Real-World Applications
Applications of Lines Parallel to Axes:
- Graphing linear equations: The simplest linear equations to graph are y = b and x = a. They serve as starting points for understanding more complex equations.
- Coordinate geometry: Forming rectangles and squares in the Cartesian plane by using pairs of horizontal and vertical lines.
- Maps and grids: Latitude lines (horizontal) correspond to y = b, and longitude lines (vertical) correspond to x = a.
- Computer graphics: Defining clipping boundaries, grid lines, and alignment guides using horizontal and vertical lines.

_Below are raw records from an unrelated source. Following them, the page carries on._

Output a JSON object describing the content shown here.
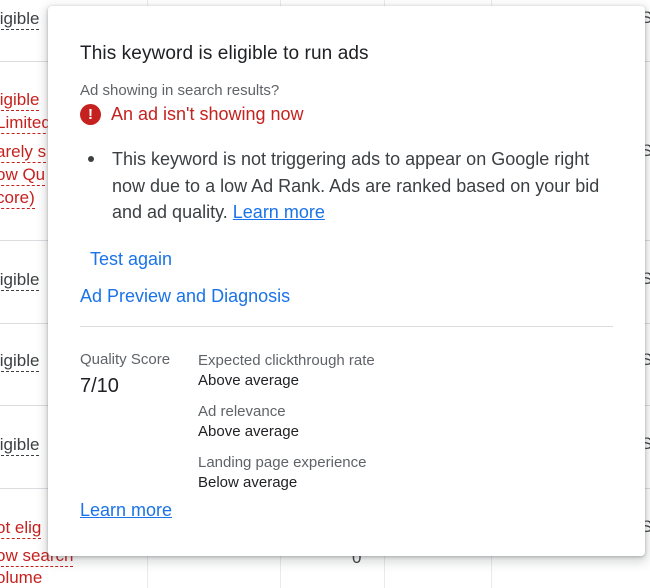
{
  "background": {
    "rows": [
      {
        "text": "ligible",
        "tone": "neutral"
      },
      {
        "text": "ligible",
        "tone": "alert"
      },
      {
        "text": "Limited",
        "tone": "alert"
      },
      {
        "text": "arely s",
        "tone": "alert"
      },
      {
        "text": "ow Qu",
        "tone": "alert"
      },
      {
        "text": "core)",
        "tone": "alert"
      },
      {
        "text": "ligible",
        "tone": "neutral"
      },
      {
        "text": "ligible",
        "tone": "neutral"
      },
      {
        "text": "ligible",
        "tone": "neutral"
      },
      {
        "text": "ot elig",
        "tone": "alert"
      },
      {
        "text": "ow search",
        "tone": "alert"
      },
      {
        "text": "olume",
        "tone": "alert"
      }
    ],
    "right_edge_letter": "S",
    "zero_value": "0"
  },
  "popover": {
    "title": "This keyword is eligible to run ads",
    "subhead": "Ad showing in search results?",
    "status_icon": "exclamation-icon",
    "status_text": "An ad isn't showing now",
    "bullet_text": "This keyword is not triggering ads to appear on Google right now due to a low Ad Rank. Ads are ranked based on your bid and ad quality.",
    "bullet_link": "Learn more",
    "test_again": "Test again",
    "ad_preview": "Ad Preview and Diagnosis",
    "quality_score_label": "Quality Score",
    "quality_score_value": "7/10",
    "metrics": [
      {
        "name": "Expected clickthrough rate",
        "value": "Above average"
      },
      {
        "name": "Ad relevance",
        "value": "Above average"
      },
      {
        "name": "Landing page experience",
        "value": "Below average"
      }
    ],
    "bottom_link": "Learn more"
  },
  "colors": {
    "alert": "#c5221f",
    "link": "#1a73e8",
    "text": "#202124",
    "secondary": "#5f6368"
  }
}
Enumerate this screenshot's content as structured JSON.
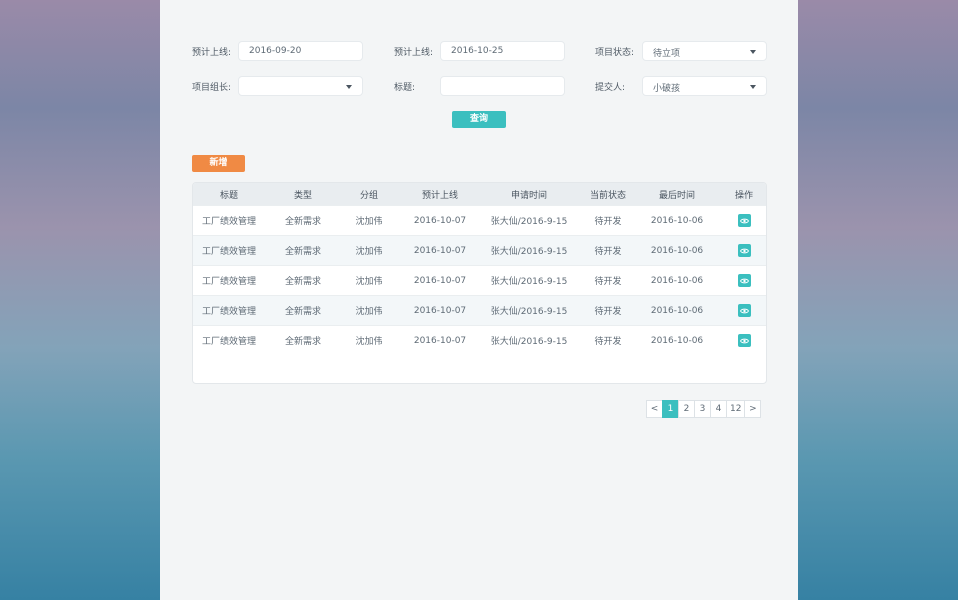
{
  "filters": {
    "expected_launch_from": {
      "label": "预计上线:",
      "value": "2016-09-20"
    },
    "expected_launch_to": {
      "label": "预计上线:",
      "value": "2016-10-25"
    },
    "project_status": {
      "label": "项目状态:",
      "value": "待立项"
    },
    "team_leader": {
      "label": "项目组长:",
      "value": ""
    },
    "title": {
      "label": "标题:",
      "value": ""
    },
    "submitter": {
      "label": "提交人:",
      "value": "小破孩"
    }
  },
  "buttons": {
    "query": "查询",
    "add": "新增"
  },
  "table": {
    "headers": [
      "标题",
      "类型",
      "分组",
      "预计上线",
      "申请时间",
      "当前状态",
      "最后时间",
      "操作"
    ],
    "rows": [
      [
        "工厂绩效管理",
        "全新需求",
        "沈加伟",
        "2016-10-07",
        "张大仙/2016-9-15",
        "待开发",
        "2016-10-06"
      ],
      [
        "工厂绩效管理",
        "全新需求",
        "沈加伟",
        "2016-10-07",
        "张大仙/2016-9-15",
        "待开发",
        "2016-10-06"
      ],
      [
        "工厂绩效管理",
        "全新需求",
        "沈加伟",
        "2016-10-07",
        "张大仙/2016-9-15",
        "待开发",
        "2016-10-06"
      ],
      [
        "工厂绩效管理",
        "全新需求",
        "沈加伟",
        "2016-10-07",
        "张大仙/2016-9-15",
        "待开发",
        "2016-10-06"
      ],
      [
        "工厂绩效管理",
        "全新需求",
        "沈加伟",
        "2016-10-07",
        "张大仙/2016-9-15",
        "待开发",
        "2016-10-06"
      ]
    ],
    "action_icon": "eye-icon"
  },
  "pagination": {
    "prev": "<",
    "pages": [
      "1",
      "2",
      "3",
      "4",
      "12"
    ],
    "current": "1",
    "next": ">"
  },
  "colors": {
    "accent": "#3bbfbf",
    "add_button": "#f08a44",
    "panel": "#f3f5f6"
  }
}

- Construction and architecture: Level lines (horizontal) and plumb lines (vertical) are essential for building alignment.
- Graph interpretation: Horizontal lines represent constant values (no change). In physics, a horizontal line on a velocity-time graph means constant velocity.
Key Points to Remember
- A line parallel to the x-axis has equation y = b. It is horizontal with slope 0.
- A line parallel to the y-axis has equation x = a. It is vertical with undefined slope.
- The x-axis itself is y = 0. The y-axis itself is x = 0.
- In y = b, the value of x can be any real number.
- In x = a, the value of y can be any real number.
- A horizontal line y = b and a vertical line x = a always intersect at (a, b).
- Two horizontal lines are parallel if they have different values of b.
- Two vertical lines are parallel if they have different values of a.
- The distance between parallel horizontal lines y = b₁ and y = b₂ is |b₁ − b₂|.
- The distance between parallel vertical lines x = a₁ and x = a₂ is |a₁ − a₂|.
Practice Problems
- Write the equation of the line parallel to the x-axis passing through (−7, 3).
- Write the equation of the line parallel to the y-axis passing through (5, −1).
- The line 4y − 20 = 0 is parallel to which axis? Find three points on it.
- Find the point of intersection of x = −6 and y = 8.
- Find the area of the rectangle formed by the lines x = −3, x = 4, y = 2, y = 9.
- A horizontal line passes through (0, −5). Write its equation and find the distance from the x-axis.
- Express 5x + 15 = 0 as a line parallel to one of the axes. Which quadrants does it pass through?
- Write the equations of all four sides of a square with vertices at (1, 1), (1, 6), (6, 6), (6, 1).
Frequently Asked Questions
Q1. What is the equation of a line parallel to the x-axis?
The equation is y = b, where b is a constant. All points on this line have the same y-coordinate equal to b.
Q2. What is the equation of a line parallel to the y-axis?
The equation is x = a, where a is a constant. All points on this line have the same x-coordinate equal to a.
Q3. What is the slope of y = 5?
The slope is 0. All horizontal lines (parallel to the x-axis) have slope 0 because there is no vertical change as you move along the line.
Q4. What is the slope of x = 3?
The slope is undefined. Vertical lines have undefined slope because the horizontal change (run) is zero, and division by zero is undefined.
Q5. Is y = 0 the equation of the x-axis or y-axis?
y = 0 is the equation of the x-axis. Every point on the x-axis has y-coordinate equal to 0. The y-axis has equation x = 0.
Q6. Can a line parallel to the x-axis pass through the origin?
Yes. The line y = 0 (the x-axis itself) is parallel to the x-axis and passes through the origin (0, 0).
Q7. Do the lines x = 3 and x = −3 intersect?
No. Both are vertical lines (parallel to the y-axis) at different positions. Parallel lines never intersect.
Q8. How do you find the equation of a horizontal line through a given point?
Take the y-coordinate of the given point. The equation is y = (that y-coordinate). For example, through (4, −7), the horizontal line is y = −7.
Q9. Is this topic in CBSE Class 9?
Yes. Equations of lines parallel to axes are covered in Chapter 4 (Linear Equations in Two Variables) of the CBSE Class 9 Mathematics syllabus.
Q10. What is the general form of a line parallel to an axis?
Parallel to x-axis: 0x + 1y = b (coefficient of x is 0). Parallel to y-axis: 1x + 0y = a (coefficient of y is 0).